Challenges include effectively modeling the human body's complex motions and ensuring accurate positioning, given that the tendons are prone to stretch, which costs them strength and smooth operation.

==Existing systems==
TDRs are the subject of considerable research and commercial systems followed.

===COAST Guidewire Robot===

The COAST Guidewire Robot is a work from the Georgia Institute of Technology. This robot, designed for potential use in cardiovascular procedures, uses a tendon to bend the guidewire made of nested tubes from superelastic nitinol. The design contains three coaxially aligned tubes a centrally routed tendon attached to the distal end of the middle tube. The outer tubes are made fabricated by micromachining notches through the use of lasers which allows the robot to bend with the use of the tendon. It is among the world's smallest steerable robotic systems actuated by microtendons, with an overall outer diameter of 0.4 mm.

===Myorobotics===

Myorobotics is a toolkit comprising muscles, tendons, joints, and bones to build diverse tendon-driven musculoskeletal robots, e.g. anthropomimetic arms with complex shoulder joints, quadrupeds, and hopping robots.

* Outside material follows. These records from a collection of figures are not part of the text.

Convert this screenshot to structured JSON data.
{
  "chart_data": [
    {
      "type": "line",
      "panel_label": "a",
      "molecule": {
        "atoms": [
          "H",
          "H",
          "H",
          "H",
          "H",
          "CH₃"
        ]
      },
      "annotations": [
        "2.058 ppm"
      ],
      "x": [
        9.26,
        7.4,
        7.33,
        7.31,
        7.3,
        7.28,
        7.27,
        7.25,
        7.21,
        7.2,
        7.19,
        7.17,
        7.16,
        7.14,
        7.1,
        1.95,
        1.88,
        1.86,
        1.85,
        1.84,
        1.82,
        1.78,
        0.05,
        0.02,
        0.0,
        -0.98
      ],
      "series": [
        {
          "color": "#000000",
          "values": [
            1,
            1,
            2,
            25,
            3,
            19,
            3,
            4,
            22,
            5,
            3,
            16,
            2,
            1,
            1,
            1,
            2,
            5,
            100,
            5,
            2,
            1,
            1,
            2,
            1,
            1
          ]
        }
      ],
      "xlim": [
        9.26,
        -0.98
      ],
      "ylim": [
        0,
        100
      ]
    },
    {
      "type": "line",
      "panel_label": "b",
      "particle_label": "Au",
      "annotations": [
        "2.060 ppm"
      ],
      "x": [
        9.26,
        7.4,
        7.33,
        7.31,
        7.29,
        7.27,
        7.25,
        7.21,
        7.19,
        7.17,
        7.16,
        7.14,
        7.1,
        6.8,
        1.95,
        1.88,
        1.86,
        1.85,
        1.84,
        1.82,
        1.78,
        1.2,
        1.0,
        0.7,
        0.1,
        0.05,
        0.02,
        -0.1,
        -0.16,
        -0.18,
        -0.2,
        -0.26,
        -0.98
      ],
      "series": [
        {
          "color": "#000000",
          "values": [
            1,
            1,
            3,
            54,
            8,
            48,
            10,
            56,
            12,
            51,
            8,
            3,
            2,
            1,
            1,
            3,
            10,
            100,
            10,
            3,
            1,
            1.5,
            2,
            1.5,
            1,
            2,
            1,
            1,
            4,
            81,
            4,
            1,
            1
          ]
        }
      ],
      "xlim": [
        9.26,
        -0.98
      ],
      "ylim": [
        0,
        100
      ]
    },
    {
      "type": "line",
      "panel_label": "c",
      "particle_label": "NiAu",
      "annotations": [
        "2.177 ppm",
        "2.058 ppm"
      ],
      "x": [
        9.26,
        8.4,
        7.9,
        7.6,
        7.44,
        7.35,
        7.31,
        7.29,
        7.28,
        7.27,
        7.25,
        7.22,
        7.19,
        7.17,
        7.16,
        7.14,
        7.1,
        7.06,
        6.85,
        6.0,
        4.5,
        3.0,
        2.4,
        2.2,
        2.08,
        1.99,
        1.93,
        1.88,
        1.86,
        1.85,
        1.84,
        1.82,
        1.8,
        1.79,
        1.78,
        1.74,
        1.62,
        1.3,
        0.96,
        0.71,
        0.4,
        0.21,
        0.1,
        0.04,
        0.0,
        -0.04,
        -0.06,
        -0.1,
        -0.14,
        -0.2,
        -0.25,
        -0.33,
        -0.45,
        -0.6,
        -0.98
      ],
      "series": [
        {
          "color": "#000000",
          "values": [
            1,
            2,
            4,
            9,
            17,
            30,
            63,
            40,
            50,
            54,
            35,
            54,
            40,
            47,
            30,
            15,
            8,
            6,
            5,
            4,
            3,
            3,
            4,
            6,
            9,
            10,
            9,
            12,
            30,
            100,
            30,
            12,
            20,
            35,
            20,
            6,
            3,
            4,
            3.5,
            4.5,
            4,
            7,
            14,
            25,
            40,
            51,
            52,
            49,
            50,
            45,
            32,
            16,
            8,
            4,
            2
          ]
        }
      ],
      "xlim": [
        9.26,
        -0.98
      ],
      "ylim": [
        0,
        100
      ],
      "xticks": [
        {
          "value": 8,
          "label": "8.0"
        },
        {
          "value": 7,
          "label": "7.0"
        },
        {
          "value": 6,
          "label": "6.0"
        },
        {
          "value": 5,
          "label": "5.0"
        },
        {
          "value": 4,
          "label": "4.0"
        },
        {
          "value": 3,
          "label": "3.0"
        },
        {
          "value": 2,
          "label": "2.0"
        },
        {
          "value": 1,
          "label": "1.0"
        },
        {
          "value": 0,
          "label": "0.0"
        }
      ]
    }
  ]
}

Robots can be assembled, optimized, and simulated from primitives, then built and controlled either from the same software or from brain-like spiking neural networks simulated on a neuromorphic computer.

===Roboy===

Roboy is four feet tall and has two tendon-driven arms. Researchers announced plans to make Roboy's design open-source, allowing anyone with a 3-D printer to build and tinker with their own version.

===Kenshiro===

Kenshiro is a University of Tokyo robot announced in 2012. Kenshiro is somewhat larger than Roboy and includes 160 pulley-like muscles and aluminum bones that allow it to perform simple bends and poses.

===BioRob===

Bionic Robotics offered BioRob, a tendon-driven robotic arm for industrial use. It has a flexible mechanical structure that allows it to pick up heavy payloads even though it weighs much less than the conventional robotic arm that the company also makes. BioRob's light weight and flexible design is claimed to offer greater safety for use around human workers.

===Caliper===

Caliper is a framework for the simulation of tendon-driven robots. It consists of a generic physics simulator capable of utilizing computer-aided design models and tools for simulation control, data acquisition and system investigation.

===ACT hand===

The Anatomically Correct Testbed robotic hand uses tendons and woven finger extensor hoods to capture the biomechanical properties of the human hand. The tendons slide over 3D printed bones matching human bone shapes, reproducing the variable moment arms and some of the tendon network interactions found in the human hand. The tendons are actuated by direct drive (without gearing), allowing them to spool out freely when other tendons oppose them in the skeleton.